Ivy gaped at the size. "It's huge. You're going as a, a parachutist?"
"Paratrooper, but no." Lornie held up the bag; it was big enough for her to crawl into, but not quite as tall as her. "If I make holes for my head, arms, and legs, I can fill it up with blown-up balloons."
Ivy looked from the package of balloons to the clear bag, then to Lornie's smile. "And that would make you . . . marbles?"
"No, Ivy. A bag of jellybeans."
Ivy envisioned this and burst out laughing. "Jellybeans? Really? That's your costume?"

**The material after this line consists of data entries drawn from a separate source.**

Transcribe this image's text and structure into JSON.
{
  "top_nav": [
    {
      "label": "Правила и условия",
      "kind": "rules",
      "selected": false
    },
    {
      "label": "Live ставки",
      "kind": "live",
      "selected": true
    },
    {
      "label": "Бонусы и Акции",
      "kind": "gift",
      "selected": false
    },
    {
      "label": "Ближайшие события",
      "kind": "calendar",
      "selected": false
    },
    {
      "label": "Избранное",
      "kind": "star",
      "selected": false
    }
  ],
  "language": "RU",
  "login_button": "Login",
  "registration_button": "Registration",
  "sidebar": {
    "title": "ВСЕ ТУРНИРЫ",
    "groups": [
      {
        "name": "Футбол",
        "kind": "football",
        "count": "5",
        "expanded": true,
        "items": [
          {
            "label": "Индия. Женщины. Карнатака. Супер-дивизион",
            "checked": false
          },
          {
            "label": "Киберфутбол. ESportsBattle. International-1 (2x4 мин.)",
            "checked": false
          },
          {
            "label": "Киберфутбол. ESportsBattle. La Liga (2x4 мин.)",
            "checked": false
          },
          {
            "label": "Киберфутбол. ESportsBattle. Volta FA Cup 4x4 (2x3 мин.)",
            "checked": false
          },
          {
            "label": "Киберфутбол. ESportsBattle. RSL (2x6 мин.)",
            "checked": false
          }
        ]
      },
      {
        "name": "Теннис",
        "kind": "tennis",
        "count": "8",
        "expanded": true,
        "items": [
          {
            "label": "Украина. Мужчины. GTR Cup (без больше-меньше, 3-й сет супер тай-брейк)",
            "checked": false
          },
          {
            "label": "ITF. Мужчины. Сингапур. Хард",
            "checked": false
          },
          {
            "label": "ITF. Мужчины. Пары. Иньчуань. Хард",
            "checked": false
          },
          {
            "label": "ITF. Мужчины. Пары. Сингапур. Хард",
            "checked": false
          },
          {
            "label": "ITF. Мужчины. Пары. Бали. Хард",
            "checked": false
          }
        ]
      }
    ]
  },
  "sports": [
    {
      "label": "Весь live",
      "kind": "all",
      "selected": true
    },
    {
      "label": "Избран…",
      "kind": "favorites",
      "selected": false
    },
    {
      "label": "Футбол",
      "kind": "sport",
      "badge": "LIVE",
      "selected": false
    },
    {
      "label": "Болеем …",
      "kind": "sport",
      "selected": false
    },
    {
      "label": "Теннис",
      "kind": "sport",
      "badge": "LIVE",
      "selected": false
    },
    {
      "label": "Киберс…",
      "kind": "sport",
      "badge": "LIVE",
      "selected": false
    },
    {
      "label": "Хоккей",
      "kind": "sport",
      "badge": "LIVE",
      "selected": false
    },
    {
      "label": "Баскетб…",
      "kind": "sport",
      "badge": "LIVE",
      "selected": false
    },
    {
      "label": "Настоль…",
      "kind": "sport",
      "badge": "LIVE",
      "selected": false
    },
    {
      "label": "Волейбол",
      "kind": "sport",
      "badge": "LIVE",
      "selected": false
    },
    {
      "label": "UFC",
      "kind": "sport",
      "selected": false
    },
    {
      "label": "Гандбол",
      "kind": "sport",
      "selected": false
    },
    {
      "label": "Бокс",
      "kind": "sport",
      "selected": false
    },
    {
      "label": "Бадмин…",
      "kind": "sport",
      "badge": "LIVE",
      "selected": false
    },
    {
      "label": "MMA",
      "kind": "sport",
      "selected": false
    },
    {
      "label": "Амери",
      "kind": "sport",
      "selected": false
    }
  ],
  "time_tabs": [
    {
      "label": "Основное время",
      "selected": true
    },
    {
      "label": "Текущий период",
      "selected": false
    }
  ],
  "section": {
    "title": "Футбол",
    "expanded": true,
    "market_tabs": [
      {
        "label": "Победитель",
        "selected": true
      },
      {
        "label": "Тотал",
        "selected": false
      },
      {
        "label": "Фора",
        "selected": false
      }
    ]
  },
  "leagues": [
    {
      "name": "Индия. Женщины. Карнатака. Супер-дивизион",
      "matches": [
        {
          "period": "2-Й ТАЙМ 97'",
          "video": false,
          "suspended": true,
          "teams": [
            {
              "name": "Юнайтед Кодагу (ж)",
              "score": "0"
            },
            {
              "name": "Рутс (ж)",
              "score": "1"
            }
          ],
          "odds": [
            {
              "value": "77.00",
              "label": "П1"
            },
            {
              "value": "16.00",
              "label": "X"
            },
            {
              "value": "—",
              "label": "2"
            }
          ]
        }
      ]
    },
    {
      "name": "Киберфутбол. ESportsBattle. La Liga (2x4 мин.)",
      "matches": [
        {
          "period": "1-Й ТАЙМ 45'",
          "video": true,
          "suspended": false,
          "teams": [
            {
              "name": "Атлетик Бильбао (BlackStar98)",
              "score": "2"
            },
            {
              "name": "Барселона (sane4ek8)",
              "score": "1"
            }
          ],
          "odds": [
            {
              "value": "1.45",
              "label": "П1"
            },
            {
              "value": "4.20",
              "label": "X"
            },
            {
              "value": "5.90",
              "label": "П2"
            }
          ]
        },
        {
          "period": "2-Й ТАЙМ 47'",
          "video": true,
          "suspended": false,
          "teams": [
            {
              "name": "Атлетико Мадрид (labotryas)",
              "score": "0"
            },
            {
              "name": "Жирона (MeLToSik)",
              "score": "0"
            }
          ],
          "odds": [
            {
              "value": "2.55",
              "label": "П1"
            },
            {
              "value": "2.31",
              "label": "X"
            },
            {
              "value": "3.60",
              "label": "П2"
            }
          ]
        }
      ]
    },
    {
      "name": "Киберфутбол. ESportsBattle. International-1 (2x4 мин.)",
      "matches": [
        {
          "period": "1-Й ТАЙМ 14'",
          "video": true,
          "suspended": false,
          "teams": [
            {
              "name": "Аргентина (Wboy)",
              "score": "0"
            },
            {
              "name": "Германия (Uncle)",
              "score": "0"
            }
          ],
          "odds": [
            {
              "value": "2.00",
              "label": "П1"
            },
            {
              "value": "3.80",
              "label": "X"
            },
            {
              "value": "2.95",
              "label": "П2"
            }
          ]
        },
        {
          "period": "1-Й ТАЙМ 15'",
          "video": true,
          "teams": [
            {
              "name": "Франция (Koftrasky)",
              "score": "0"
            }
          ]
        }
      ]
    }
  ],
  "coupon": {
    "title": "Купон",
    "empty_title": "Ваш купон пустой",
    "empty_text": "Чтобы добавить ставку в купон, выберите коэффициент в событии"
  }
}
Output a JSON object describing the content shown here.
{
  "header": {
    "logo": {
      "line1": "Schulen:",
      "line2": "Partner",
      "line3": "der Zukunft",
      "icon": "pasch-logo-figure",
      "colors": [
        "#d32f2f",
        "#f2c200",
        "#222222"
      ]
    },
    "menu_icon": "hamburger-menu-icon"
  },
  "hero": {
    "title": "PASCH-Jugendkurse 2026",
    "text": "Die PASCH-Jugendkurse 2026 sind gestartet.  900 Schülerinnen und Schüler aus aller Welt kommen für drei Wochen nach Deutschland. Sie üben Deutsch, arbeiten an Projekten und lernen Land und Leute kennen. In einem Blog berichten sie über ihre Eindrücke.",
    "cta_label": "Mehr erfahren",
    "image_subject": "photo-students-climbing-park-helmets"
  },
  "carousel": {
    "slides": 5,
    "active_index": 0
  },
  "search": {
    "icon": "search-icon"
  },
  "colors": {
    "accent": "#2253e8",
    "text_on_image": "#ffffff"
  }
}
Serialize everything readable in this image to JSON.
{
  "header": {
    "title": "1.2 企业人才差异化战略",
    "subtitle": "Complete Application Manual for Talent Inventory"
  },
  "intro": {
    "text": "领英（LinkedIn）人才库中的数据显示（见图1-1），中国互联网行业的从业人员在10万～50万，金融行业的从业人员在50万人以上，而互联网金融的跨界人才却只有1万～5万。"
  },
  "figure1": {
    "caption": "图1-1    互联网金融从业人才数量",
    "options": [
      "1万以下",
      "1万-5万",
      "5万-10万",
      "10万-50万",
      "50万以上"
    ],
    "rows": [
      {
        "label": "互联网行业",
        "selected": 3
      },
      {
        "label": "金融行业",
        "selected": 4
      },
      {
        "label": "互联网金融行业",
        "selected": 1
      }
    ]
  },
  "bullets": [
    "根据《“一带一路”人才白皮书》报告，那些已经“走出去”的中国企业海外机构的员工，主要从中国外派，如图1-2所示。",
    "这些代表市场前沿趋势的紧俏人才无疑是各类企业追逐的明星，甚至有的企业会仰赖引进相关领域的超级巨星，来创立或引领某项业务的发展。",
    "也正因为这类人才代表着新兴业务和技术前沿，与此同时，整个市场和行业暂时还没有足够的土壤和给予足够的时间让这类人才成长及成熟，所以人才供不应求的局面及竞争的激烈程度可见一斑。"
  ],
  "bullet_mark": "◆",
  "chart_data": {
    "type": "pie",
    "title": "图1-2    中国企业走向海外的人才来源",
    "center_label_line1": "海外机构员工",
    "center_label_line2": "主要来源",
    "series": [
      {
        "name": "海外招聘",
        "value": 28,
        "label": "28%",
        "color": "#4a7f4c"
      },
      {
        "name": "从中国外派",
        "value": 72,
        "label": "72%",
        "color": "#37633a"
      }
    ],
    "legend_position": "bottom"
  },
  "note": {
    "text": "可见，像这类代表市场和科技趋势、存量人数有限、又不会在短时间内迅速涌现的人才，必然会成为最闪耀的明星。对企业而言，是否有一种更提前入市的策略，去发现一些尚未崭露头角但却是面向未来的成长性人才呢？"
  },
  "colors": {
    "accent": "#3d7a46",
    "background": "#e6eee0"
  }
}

Lornie refused to take insult with her choice of costume. "I know it's not sophisticated, or complicated, but it's all I have time for this year."
Ivy nodded, thinking it over. "I think Sandy would get a kick out of it. I've got to take a picture of you in it."
"'Course, I can't sit down." Lornie found her sewing kit from her closet and settled at the bed with Ivy. "I'm glad we only have a matinee on Saturday. That should be plenty of time for Camille's party."
"She sure hasn't had time for us this month." Ivy sorted through her sewing basket—not her needlework bag handed down from her mother, which never left the house, but her travel bag—and found her green thread that matched the ribbon she was using for the dress' sash and trim. She set it aside and unfolded the corset she'd pieced together over the last few days. "At least her new crush is nice."
"Not like that stuffy Vohn guy. Who knew she and Fritz would hit it off?" Lornie took the rolled green velvet ribbon Ivy pulled from her duffle bag. "Wow, it matches the sash perfectly. You want two bows, like the film pictures?"
"Please," Ivy said in her most pleading voice. "I can't tie a decent bow to save my life. Yours are always professional quality."